Richard Mander va mourir. C’est imminent et inéluctable. Tous ses proches sont réunis pour partager avec lui les derniers instants de son affreux calvaire.  Et chacun semble se demander : « Comment cela a-t-il pu arriver ? »

Cette nouvelle de Stéphane Chamak est un extrait de l’anthologie « Histoires à lire dans le métro ».

Durée: 8 minutes

 

© APX

 

Les membres de la famille et les amis encerclent le lit en chêne massif, les visages graves, témoins impuissants d’une mort imminente. Car le vieux va mourir. Cela ne fait aucun doute. Ce n’est plus qu’une question de minutes. Le prêtre a commencé à administrer les saints sacrements.

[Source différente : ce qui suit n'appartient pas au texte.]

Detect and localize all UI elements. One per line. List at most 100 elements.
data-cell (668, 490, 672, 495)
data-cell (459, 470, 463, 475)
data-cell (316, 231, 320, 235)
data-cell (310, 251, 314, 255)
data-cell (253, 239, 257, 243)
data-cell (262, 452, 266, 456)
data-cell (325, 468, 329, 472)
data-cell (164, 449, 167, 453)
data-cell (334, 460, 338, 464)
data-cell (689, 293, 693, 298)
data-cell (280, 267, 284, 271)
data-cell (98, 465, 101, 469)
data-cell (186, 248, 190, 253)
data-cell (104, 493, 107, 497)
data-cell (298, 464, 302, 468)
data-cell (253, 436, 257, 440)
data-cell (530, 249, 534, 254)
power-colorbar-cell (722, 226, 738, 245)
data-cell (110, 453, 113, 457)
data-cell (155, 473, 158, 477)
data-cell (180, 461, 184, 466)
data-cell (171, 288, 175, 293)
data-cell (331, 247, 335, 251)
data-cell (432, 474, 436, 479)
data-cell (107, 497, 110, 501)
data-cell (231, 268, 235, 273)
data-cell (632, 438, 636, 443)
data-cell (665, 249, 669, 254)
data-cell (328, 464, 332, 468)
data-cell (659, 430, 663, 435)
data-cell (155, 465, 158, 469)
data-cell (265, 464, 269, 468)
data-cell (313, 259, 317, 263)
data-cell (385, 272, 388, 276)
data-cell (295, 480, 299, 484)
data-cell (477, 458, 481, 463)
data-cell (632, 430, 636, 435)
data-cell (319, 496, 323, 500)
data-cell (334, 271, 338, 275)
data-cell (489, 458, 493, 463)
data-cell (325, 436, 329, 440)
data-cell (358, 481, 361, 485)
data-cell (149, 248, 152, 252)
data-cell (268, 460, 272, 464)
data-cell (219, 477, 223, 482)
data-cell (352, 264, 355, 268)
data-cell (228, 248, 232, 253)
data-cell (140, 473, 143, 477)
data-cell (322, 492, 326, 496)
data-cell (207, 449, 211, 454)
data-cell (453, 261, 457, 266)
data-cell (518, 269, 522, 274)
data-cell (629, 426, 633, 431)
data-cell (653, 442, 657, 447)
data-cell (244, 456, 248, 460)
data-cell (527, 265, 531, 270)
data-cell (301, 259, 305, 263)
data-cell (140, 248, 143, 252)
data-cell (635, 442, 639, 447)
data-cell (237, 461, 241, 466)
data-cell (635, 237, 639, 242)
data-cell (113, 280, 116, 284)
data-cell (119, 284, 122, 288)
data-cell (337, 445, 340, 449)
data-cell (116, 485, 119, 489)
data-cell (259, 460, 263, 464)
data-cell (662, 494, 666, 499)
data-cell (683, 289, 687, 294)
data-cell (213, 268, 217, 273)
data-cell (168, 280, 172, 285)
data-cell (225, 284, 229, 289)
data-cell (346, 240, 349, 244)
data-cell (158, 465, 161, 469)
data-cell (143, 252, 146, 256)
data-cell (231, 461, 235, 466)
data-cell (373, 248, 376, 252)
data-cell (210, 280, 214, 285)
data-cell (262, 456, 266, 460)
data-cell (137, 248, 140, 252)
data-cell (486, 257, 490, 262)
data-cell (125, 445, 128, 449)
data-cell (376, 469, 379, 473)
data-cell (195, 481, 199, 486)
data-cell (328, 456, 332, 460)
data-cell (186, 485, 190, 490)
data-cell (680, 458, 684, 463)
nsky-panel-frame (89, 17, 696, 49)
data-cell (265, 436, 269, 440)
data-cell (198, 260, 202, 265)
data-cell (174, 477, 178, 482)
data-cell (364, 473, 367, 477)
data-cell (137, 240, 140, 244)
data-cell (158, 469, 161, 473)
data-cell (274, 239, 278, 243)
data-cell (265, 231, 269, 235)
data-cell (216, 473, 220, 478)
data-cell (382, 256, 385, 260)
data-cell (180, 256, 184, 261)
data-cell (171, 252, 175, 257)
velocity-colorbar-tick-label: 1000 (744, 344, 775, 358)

  Dans les pièces voisines, les gosses chahutent, maltraitant de leurs pieds les lattes du parquet avec un plaisir évident. Dans la chambre où s’égrènent les derniers instants de cet homme, des proches et des inconnus, vêtus d’un noir de circonstance, demeurent immobiles telles des statues de sel. La plupart ont le regard désemparé alors que d’autres secouent gravement la tête en signe d’incompréhension.

  « Que s’est-il passé ? » doit être la question que tout le monde se pose.

  Personne ne semble pouvoir s’empêcher de le regarder, agonisant sur son lit. Comme hypnotisés, ils le fixent avec un mélange de fascination et d’effroi. Et pour cause : l’homme est défiguré. Brûlé à un degré tel que son visage a pour ainsi dire fondu. Ses yeux suffoquent sous la peau qui dégouline de ses paupières. Son nez a disparu. Son menton se mélange à son cou dont le tissu flasque et détendu donne l’impression d’une marionnette à laquelle on vient de trancher les fils. Toute trace d’humanité semble avoir déserté cette figure d’homme pour ne laisser qu’une pâte informe et cramée qui s’émiette à vue d’œil.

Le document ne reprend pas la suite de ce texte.